"Il Compagno segreto" - Lunario letterario. Numero 9, dicembre 2004                                       


Ogni scrittore, come ogni persona, ha le sue stelle d’orientamento, e a sua volta è stella (danzante?) per altri. 

Proviamo a segnalarne qualcuna

 

Cechov, Céline, Bulgakof, Benn: I medicamenta del dottor Scrittura

 


 

14. Milan Kundera 

 

 

 


“I medici, lo si sa, son tutti porcaccioni…”

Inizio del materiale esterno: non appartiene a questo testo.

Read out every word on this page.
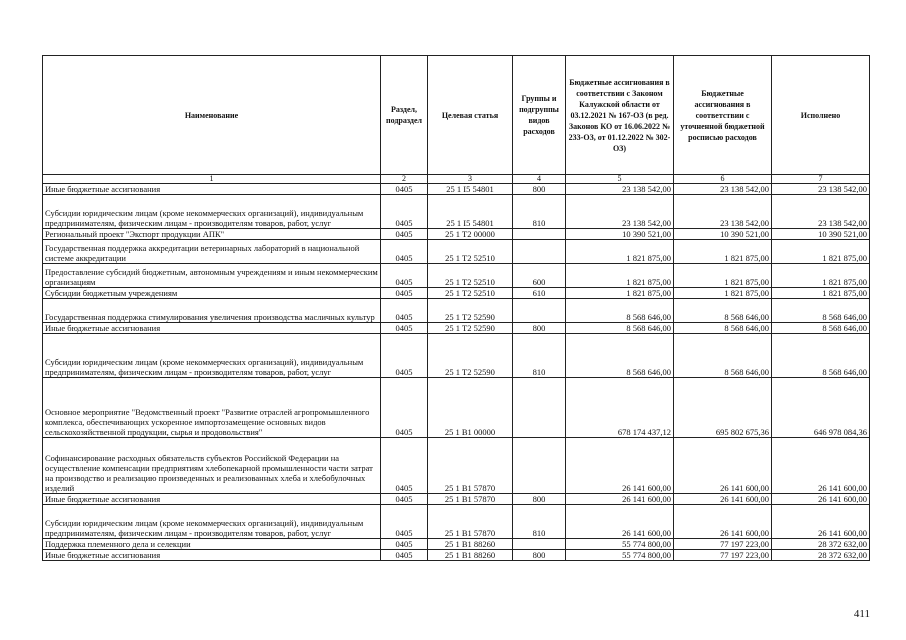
Наименование	Раздел, подраздел	Целевая статья	Группы и подгруппы видов расходов	Бюджетные ассигнования в соответствии с Законом Калужской области от 03.12.2021 № 167-ОЗ (в ред. Законов КО от 16.06.2022 № 233-ОЗ, от 01.12.2022 № 302-ОЗ)	Бюджетные ассигнования в соответствии с уточненной бюджетной росписью расходов	Исполнено
1	2	3	4	5	6	7
Иные бюджетные ассигнования	0405	25 1 I5 54801	800	23 138 542,00	23 138 542,00	23 138 542,00
Субсидии юридическим лицам (кроме некоммерческих организаций), индивидуальным предпринимателям, физическим лицам - производителям товаров, работ, услуг	0405	25 1 I5 54801	810	23 138 542,00	23 138 542,00	23 138 542,00
Региональный проект "Экспорт продукции АПК"	0405	25 1 T2 00000		10 390 521,00	10 390 521,00	10 390 521,00
Государственная поддержка аккредитации ветеринарных лабораторий в национальной системе аккредитации	0405	25 1 T2 52510		1 821 875,00	1 821 875,00	1 821 875,00
Предоставление субсидий бюджетным, автономным учреждениям и иным некоммерческим организациям	0405	25 1 T2 52510	600	1 821 875,00	1 821 875,00	1 821 875,00
Субсидии бюджетным учреждениям	0405	25 1 T2 52510	610	1 821 875,00	1 821 875,00	1 821 875,00
Государственная поддержка стимулирования увеличения производства масличных культур	0405	25 1 T2 52590		8 568 646,00	8 568 646,00	8 568 646,00
Иные бюджетные ассигнования	0405	25 1 T2 52590	800	8 568 646,00	8 568 646,00	8 568 646,00
Субсидии юридическим лицам (кроме некоммерческих организаций), индивидуальным предпринимателям, физическим лицам - производителям товаров, работ, услуг	0405	25 1 T2 52590	810	8 568 646,00	8 568 646,00	8 568 646,00
Основное мероприятие "Ведомственный проект "Развитие отраслей агропромышленного комплекса, обеспечивающих ускоренное импортозамещение основных видов сельскохозяйственной продукции, сырья и продовольствия"	0405	25 1 B1 00000		678 174 437,12	695 802 675,36	646 978 084,36
Софинансирование расходных обязательств субъектов Российской Федерации на осуществление компенсации предприятиям хлебопекарной промышленности части затрат на производство и реализацию произведенных и реализованных хлеба и хлебобулочных изделий	0405	25 1 B1 57870		26 141 600,00	26 141 600,00	26 141 600,00
Иные бюджетные ассигнования	0405	25 1 B1 57870	800	26 141 600,00	26 141 600,00	26 141 600,00
Субсидии юридическим лицам (кроме некоммерческих организаций), индивидуальным предпринимателям, физическим лицам - производителям товаров, работ, услуг	0405	25 1 B1 57870	810	26 141 600,00	26 141 600,00	26 141 600,00
Поддержка племенного дела и селекции	0405	25 1 B1 88260		55 774 800,00	77 197 223,00	28 372 632,00
Иные бюджетные ассигнования	0405	25 1 B1 88260	800	55 774 800,00	77 197 223,00	28 372 632,00
411
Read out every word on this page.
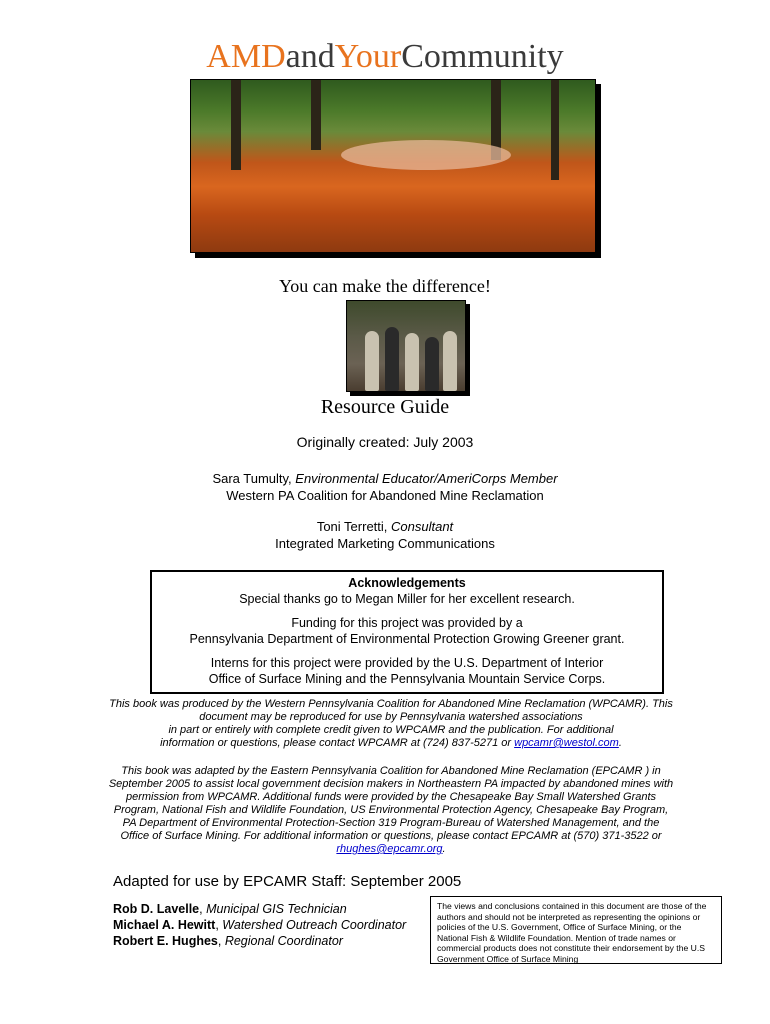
AMDandYourCommunity
You can make the difference!
Resource Guide
Originally created: July 2003
Sara Tumulty, Environmental Educator/AmeriCorps Member
Western PA Coalition for Abandoned Mine Reclamation
Toni Terretti, Consultant
Integrated Marketing Communications

Acknowledgements

Special thanks go to Megan Miller for her excellent research.

Funding for this project was provided by a

Pennsylvania Department of Environmental Protection Growing Greener grant.

Interns for this project were provided by the U.S. Department of Interior

Office of Surface Mining and the Pennsylvania Mountain Service Corps.

This book was produced by the Western Pennsylvania Coalition for Abandoned Mine Reclamation (WPCAMR). This
document may be reproduced for use by Pennsylvania watershed associations
in part or entirely with complete credit given to WPCAMR and the publication. For additional
information or questions, please contact WPCAMR at (724) 837-5271 or wpcamr@westol.com.
This book was adapted by the Eastern Pennsylvania Coalition for Abandoned Mine Reclamation (EPCAMR ) in
September 2005 to assist local government decision makers in Northeastern PA impacted by abandoned mines with
permission from WPCAMR. Additional funds were provided by the Chesapeake Bay Small Watershed Grants
Program, National Fish and Wildlife Foundation, US Environmental Protection Agency, Chesapeake Bay Program,
PA Department of Environmental Protection-Section 319 Program-Bureau of Watershed Management, and the
Office of Surface Mining. For additional information or questions, please contact EPCAMR at (570) 371-3522 or
rhughes@epcamr.org.
Adapted for use by EPCAMR Staff: September 2005
Rob D. Lavelle, Municipal GIS Technician
Michael A. Hewitt, Watershed Outreach Coordinator
Robert E. Hughes, Regional Coordinator
The views and conclusions contained in this document are those of the authors and should not be interpreted as representing the opinions or policies of the U.S. Government, Office of Surface Mining, or the National Fish & Wildlife Foundation. Mention of trade names or commercial products does not constitute their endorsement by the U.S Government Office of Surface Mining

(F. CÉLINE, Viaggio al fondo della notte)

E le infermiere?

Sempre nel Viaggio di Céline, nella clinica per alienati di Vigny-sur-Seine c’è Sophie, infermiera e slovacca. Per lei euforia da eros senza riserve: “gioia vivente” “armonia fisiologica”, “la sua sola presenza somigliava a un’audacia nella nostra casa scontrosa, paurosa e losca” (Ibid.)

In Kundera, qualcosa di analogo in uno dei racconti di Amori ridicoli:
 

“Cara Elisabet, io proprio non capisco. Ogi giorno lei fruga dentro ferite in suppurazione, buca deretani raggrinziti di vecchi, fa cliesteri, porta via padelle. Il destino le ha offerto un'invidiabile occasione per capire la natura corporea dell'uomo in tutta la sua metafisica vanità. Eppure la sua vitalità è incorreggibile. Nulla scuote la sua voglia ostinata di essere corpo e nient'altro che corpo. I suoi seni sono capaci di strofinarsi contro un uomo a cinque metri di distanza! Mi gira la testa, davanti alle eterne circonvoluzioni descritte dal suo instancabile sedere mentre cammina. Al diavolo, si allontani da me! I suoi seni hanno l'onnipresenza di Dio! E' già in ritardo di dieci minuti con le inezioni!”

 (M. KUNDERA, “Il Simposio”, in Amori ridicoli)
 

Peggio che nei Promessi Sposi, però, ne L’insostenibile leggerezza dell’essere, la Grande Storia, coi suoi cataclismi da sussidiario, irrompe – dyabolus ex-machina - nella vita del neurochirurgo Tomaš, allontanando ospedale e infermiere. 

Ora l’imbarazzo inevitabile è che è Tomaš a rinunciare prima alla chirurgia e poi del tutto alla medicina! Il perché resta qualcosa di opaco e inesplorabile per lo stesso autore, che contempla e commenta i fatti da scrittore settecentesco, senza truccare mai la sua voce da verbo di Dio. Kundera infatti sa che Tomaš è suo come don Chisciotte è di Cervantes: molto poco. 

 

Ecco i termini di una sorte essenziale e dunque enigmatica. 

Malgrado i russi a Praga e la Primavera annichilita, per Tomaš sarebbe stato del tutto semplice, perfino etico, tornare a fare il medico. E questo lo avremmo capito facilmente tutti. Ma, le voci monocordi del primario (“In fin dei conti, caro collega… lei non è né uno scrittore né un giornalista, e nemmeno un salvatore della nazione, bensì un medico e uno studioso…”) e d’un uomo del regime (“Ma il suo posto è al tavolo operatorio!…”), e poi lo sguardo di tutti gli altri che solo sperano di specchiare nel suo adeguarsi la loro ignavia, lo spingono a fare il contrario. 

 

Ridursi a essere un medico generico, alla routine senza dramma d’un’ambulatorio qualunque, era già defilarsi da ciò che aveva sempre sentito di essere:  “poteva dedicare a malapena cinque minuti a ciascun paziente; prescriveva aspirine, redigeva certificati di malattia per i datori di lavoro e inviava i malati a visite specialistiche. Non si considerava più un medico ma un impiegato.”

Solo nella chirurgia, invece, il destino: 
 

La chirurgia porta l’imperativo fondamentale della professione medica fino al limite estremo, dove l’umano tocca il divino. (…) Dio, si potrebbe dire, ha previsto l’omicidio, ma non la chirurgia. Non si immaginava che qualcuno avrebbe avuto il coraggio di infilare una mano dentro un meccanismo inventato da lui, imballato con cura nella pelle, sigillato e chiuso agli occhi dell’uomo. Quando Tomaš appoggiò per la prima volta il bisturi sulla pelle di un uomo sotto anestesia e poi incise la pelle con gesto energico e l’aprì con un taglio netto e preciso (come fosse stata un tessuto inanimato, un cappotto, una gonna, una tenda), provò la breve ma intensa sensazione di compiere una profanazione. Ma era proprio quello ad attrarlo!…

(M. KUNDERA, L’insostenibile leggerezza dell’essere)

 

Resta allora aperta sul vuoto la domanda:cosa può essere più essenziale di una vocazione? Ogni risposta, come quasi sempre, un tradimento.